I bought a paper, drink and a couple of pastries and ate them in a cafe, before finding a budget motel on the edge of town.  After a shower and baggage sort out I returned to town and mailed back clothes and maps to Copa that I would no longer need.  The bag felt quite heavy, so I hope I notice a difference, although I’m going to have to start carrying more water from now on which may offset the weight loss.  After lunch in another cafĂ©, I did a load of washing and spent two hours in the library reading e-mail and sending diary updates and pictures with some difficulty, whilst chatting with the two librarians.

I had a counter tea at a nearby pub and went to bed early.  I’m a bit concerned that, having decided not to take a day off in Charleville, I now have three 200km days in succession.  I can do it, but I think 160km is probably the optimal long day.

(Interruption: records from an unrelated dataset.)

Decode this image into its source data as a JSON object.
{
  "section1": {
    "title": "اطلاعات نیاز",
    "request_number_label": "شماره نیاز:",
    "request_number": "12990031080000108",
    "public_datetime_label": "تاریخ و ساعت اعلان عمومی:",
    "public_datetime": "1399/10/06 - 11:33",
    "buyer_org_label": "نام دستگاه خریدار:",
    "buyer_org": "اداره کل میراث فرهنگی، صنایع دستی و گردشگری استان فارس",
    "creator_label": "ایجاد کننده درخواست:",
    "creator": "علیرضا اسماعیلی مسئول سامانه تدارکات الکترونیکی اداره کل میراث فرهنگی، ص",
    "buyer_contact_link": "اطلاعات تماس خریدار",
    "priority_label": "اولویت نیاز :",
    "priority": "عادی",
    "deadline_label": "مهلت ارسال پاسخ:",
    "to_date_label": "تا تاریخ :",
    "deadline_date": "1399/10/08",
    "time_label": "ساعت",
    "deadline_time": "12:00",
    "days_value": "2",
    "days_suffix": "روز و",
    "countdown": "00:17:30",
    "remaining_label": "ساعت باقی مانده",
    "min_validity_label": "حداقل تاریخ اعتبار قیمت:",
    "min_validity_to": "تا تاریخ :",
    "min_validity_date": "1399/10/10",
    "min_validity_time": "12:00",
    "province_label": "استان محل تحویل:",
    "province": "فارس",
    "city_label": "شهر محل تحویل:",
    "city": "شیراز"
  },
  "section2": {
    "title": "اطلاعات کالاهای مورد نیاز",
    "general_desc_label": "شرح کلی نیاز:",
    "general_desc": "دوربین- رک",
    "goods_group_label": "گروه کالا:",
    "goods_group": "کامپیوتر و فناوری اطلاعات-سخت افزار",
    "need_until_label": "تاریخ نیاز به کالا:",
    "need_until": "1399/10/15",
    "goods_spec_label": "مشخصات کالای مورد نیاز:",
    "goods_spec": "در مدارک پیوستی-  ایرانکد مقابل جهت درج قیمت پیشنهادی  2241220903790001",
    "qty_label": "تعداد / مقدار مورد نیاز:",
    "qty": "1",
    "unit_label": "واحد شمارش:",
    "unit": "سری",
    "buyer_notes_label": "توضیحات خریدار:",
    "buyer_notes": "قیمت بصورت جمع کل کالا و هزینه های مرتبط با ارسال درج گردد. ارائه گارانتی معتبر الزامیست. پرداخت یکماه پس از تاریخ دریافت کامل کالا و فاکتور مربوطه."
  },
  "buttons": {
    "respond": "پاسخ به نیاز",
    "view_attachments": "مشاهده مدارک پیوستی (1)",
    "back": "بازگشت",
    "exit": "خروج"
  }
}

Wilsons Promontory to Cape York by bike - Bourke to Cunnamulla

Day: 012
Date: Tuesday, 8 August 2006
Summary: Riding from Bourke to 60km south of Cunnamulla.
Start: Bourke
Finish: 60km south of Cunnamulla.
Daily Kilometres: 194
Total Kilometres: 1495
Weather: Cold early but mild and sunny for the rest of the day with a light, mostly cross wind.
Accommodation: Camping by the road, 60km south of Cunnamulla , Queensland .
Nutrition:
  Breakfast:  Muffin and biscuits
  Lunch:  Pie and sausage roll
  Dinner:  Peanut butter roll and apple for dinner.
Encounters: Saw kangaroos, feral goats and lots of very aromatic road kill.
Highlights: Completing my ride across NSW in less than five days with great weather, mostly flat roads, little traffic and dinkum outback scenery.
Lowlights: My right ankle has been quite sore, especially when I stand up on the pedals (as I do frequently to give my butt a break), and my backpack was rubbing on a particular vertebrae.

Journal:
I decided to get going early, leaving town via the nearby bakery at 6:30am, although I was unsure what my game plan was going to be for the day.  It would be a very long day to Cunnamulla (~250km) or quite a short day to Barringun (136km).  I again made good time through flat mostly open arid grazing land.  There was virtually no traffic for the first couple of hours.  I reached Barringun on the Queensland border around 1:30pm and decided to ride on another 60km and camp by the road rather than ride in the dark all the way to Cunnamulla (I probably wouldn’t have got there until after 8pm).  Before continuing, I called the public library in Cunnamulla to make sure they would be open tomorrow and that they had internet access.  I booked an hour from 3pm.  I’ve decided that, rather than have a full day off in Charleville, I’ll have a short ride tomorrow and call my Cunnamulla day a rest stop.  That will give me two days up my sleeve on  my schedule.  I rode until about 5:30pm and found a spot just off the road to camp.  It wasn’t great, but OK, apart from the mosquitoes (no repellent!).  I set up camp, had a quick dinner and went to bed soon after 7pm with the goal of getting an early start tomorrow so that I would be in Cunnamulla in mid-morning.